Chelten Ave. ‘is by no means a dead, or dying, commerical corridor’

Among many conversations about Chelten Avenue that took place at Monday night’s planning meeting in Germantown, one exchange seemed to crystallize both the present reality and the challenges ahead.

At one of the large, round tables where residents and business owners marked up maps of the Chelten corridor with a wish list of improvements, LeRoi Simmons and Carolyn Massey sat next to each other. Both are longtime Germantown residents and both part of the largely African-American middle class that has been the backbone of commercial life in the neighborhood for decades.

But only Simmons, a local civic activist who owns a salon and spa on Germantown Avenue, regularly shops in the neighborhood and specifically, along Chelten Avenue. Massey, like many in town, is not satisfied with the local retail offerings and usually drives to other neighborhoods or the suburbs to shop.

“I live here, but I don’t always want to drive someplace to buy things. I’d like to just walk and get stuff,” Massey said.

To Simmons, there’s a shift in thinking needed to bring more people back to Chelten Avenue.

“I’d like to see people experience what’s here,” he said. “Because people are shopping here. Maybe you aren’t, but plenty of people are.”

The difficulty, both agreed, was serving existing customers while bringing in new businesses, customers and money.

Not as dire as it’s made out to be

Despite a recent New York Times description of Chelten Avenue as “a hard-luck strip of check-cashing stores and takeout restaurants,” commercial occupancy is holding at 78.5 percent, said Matt Wysong, the city’s Northwest community planner.

“It is by no means a dead, or dying, commercial corridor,” he said.

In recent years, though, as the Germantown Avenue cultural and historic corridor received attention and improvement, Chelten Avenue has drifted. Wysong is leading the effort to put together a community-based plan for streetscape improvements for the Chelten corridor.

While it isn’t focused on the ongoing dispute over the Chelten Plaza shopping center, several of the issues Wysong is addressing — retail mix, street condition, walkability and community identity — are playing out within it.

Of the 275 ground-floor commercial spaces along Chelten Avenue between Morris and Baynton streets, 216 are occupied, with 59 vacant. More concerning is the current retail mix — heavy on take-outs, hair and wig shops, clothing stores and service-based offices, with sit-down restaurants, banks and hardware stores making up less than 5 percent of current offerings, Wysong said.

Desirable, not just convenient

Due to its location along several bus routes and within steps of train stations, Chelten Avenue remains busy, but it lacks things like trash cans, bike racks and plantings that help to make shopping districts desirable, not just convenient.

Wysong asked groups to do two things. First, identify areas for high-impact beautification projects and list specific ideas for those spots. Then, using a mock budget and a menu of choices, pick a design theme for items like benches, lighting and paving.

At the tables, discussions were detailed and varied. Some praised recent community work at Vernon Park and said existing public art and statuary could be a natural starting point for improvement projects.

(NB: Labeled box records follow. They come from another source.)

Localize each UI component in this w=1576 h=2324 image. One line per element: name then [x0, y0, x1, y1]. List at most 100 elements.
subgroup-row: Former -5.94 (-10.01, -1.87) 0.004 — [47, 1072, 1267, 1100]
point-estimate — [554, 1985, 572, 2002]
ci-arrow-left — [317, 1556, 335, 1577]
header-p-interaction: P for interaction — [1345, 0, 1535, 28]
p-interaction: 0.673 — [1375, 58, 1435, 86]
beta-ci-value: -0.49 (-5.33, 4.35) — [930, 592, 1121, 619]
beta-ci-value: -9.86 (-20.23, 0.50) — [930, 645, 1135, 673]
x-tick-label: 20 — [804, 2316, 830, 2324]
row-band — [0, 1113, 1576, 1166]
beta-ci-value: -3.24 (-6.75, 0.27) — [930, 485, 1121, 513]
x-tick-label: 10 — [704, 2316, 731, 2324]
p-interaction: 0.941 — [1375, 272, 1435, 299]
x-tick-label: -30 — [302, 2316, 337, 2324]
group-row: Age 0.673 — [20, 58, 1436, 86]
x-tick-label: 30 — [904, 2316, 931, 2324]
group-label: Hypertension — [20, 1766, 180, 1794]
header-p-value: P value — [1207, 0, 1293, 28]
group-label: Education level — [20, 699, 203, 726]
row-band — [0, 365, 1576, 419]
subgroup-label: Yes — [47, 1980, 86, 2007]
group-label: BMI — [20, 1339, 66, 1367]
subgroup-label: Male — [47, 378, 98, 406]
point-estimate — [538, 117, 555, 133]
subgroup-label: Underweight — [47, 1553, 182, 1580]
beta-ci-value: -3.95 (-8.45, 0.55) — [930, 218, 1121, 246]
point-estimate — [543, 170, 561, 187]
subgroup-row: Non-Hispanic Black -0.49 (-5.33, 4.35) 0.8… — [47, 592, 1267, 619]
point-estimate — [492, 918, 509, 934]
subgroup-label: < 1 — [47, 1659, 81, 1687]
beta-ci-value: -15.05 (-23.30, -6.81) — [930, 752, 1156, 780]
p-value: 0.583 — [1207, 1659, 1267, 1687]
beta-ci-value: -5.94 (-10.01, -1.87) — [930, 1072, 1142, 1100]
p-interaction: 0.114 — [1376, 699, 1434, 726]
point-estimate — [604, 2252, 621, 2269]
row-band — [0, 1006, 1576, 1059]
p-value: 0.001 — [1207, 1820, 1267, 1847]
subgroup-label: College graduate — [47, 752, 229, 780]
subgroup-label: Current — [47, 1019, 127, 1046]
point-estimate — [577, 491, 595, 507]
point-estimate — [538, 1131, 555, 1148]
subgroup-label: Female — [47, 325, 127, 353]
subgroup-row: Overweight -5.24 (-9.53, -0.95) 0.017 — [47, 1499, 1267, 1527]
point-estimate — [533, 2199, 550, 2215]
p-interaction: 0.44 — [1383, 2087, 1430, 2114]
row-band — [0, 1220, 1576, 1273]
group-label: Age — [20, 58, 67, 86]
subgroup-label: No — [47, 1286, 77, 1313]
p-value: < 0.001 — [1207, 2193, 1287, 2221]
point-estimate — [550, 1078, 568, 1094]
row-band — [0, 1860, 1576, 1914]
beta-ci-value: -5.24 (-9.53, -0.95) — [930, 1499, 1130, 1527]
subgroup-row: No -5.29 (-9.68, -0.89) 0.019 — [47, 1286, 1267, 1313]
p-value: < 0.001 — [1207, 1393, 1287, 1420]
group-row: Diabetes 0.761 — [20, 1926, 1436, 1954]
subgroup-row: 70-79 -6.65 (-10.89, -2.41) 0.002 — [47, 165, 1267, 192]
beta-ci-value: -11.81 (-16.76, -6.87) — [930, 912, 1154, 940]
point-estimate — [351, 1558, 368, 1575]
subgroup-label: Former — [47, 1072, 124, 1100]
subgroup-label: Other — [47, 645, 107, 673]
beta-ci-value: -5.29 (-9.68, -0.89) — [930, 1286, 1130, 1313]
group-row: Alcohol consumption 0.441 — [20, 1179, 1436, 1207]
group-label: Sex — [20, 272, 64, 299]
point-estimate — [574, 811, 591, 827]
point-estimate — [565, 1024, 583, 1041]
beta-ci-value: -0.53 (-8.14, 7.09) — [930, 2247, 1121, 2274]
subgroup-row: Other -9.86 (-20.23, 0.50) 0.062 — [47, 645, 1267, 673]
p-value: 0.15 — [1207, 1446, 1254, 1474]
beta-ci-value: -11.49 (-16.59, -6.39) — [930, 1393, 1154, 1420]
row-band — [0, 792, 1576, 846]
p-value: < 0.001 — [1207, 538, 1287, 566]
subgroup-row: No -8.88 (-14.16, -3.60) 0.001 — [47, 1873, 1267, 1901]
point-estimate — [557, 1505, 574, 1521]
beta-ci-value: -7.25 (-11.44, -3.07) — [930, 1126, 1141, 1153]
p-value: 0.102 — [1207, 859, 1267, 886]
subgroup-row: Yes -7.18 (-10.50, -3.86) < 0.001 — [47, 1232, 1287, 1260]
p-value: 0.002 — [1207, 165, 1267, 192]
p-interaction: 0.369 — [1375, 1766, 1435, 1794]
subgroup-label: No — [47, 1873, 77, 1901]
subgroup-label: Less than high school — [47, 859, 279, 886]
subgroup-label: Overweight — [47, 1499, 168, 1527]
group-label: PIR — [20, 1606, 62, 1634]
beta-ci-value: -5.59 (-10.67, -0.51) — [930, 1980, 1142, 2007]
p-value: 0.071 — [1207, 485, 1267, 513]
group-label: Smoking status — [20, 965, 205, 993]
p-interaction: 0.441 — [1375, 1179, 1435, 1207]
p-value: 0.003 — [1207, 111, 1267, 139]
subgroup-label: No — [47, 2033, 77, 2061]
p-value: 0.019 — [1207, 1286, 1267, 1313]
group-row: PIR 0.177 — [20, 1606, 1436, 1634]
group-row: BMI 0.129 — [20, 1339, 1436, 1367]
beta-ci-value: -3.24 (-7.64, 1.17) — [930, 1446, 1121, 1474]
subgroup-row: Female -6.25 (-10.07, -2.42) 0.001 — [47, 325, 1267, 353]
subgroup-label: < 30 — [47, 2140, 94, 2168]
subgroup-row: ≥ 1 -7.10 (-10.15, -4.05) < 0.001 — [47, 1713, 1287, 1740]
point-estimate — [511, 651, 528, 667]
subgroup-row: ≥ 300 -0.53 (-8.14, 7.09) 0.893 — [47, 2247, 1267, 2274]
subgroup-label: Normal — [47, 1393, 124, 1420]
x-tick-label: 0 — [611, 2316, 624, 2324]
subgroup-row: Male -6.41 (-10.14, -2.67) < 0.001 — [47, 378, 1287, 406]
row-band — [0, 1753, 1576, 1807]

Others focused on improving pedestrian crossings, and making areas where commuters get on and off buses cleaner, safer and more welcoming. Lighting was a major concern, as were the solid security grates that leave the street feeling “desolate” and “scary” at night.

Cindy Bass, the incoming 8th District City Councilperson, said she came to the meeting to hear directly from residents about Chelten Avenue. Bass will take over the seat being vacated by Donna Reed Miller, whose role in the Chelten Plaza issue has come under fire.

Bass continued her official refusal to take an official position on Chelten Plaza or other ongoing issues until she takes office, but her concerns were apparent.

“I don’t want to see a great avenue that the people of Germantown can’t afford to shop at,” Bass said.

Wysong said planners will collect and study public feedback and put together a draft plan for the Chelten Avenue corridor. Another round of public meetings on that will follow, likely early next year, with a final plan issued in the Spring.

The second meeting will take place today at 7 p.m., at the Germantown YMCA, 5722 Greene St.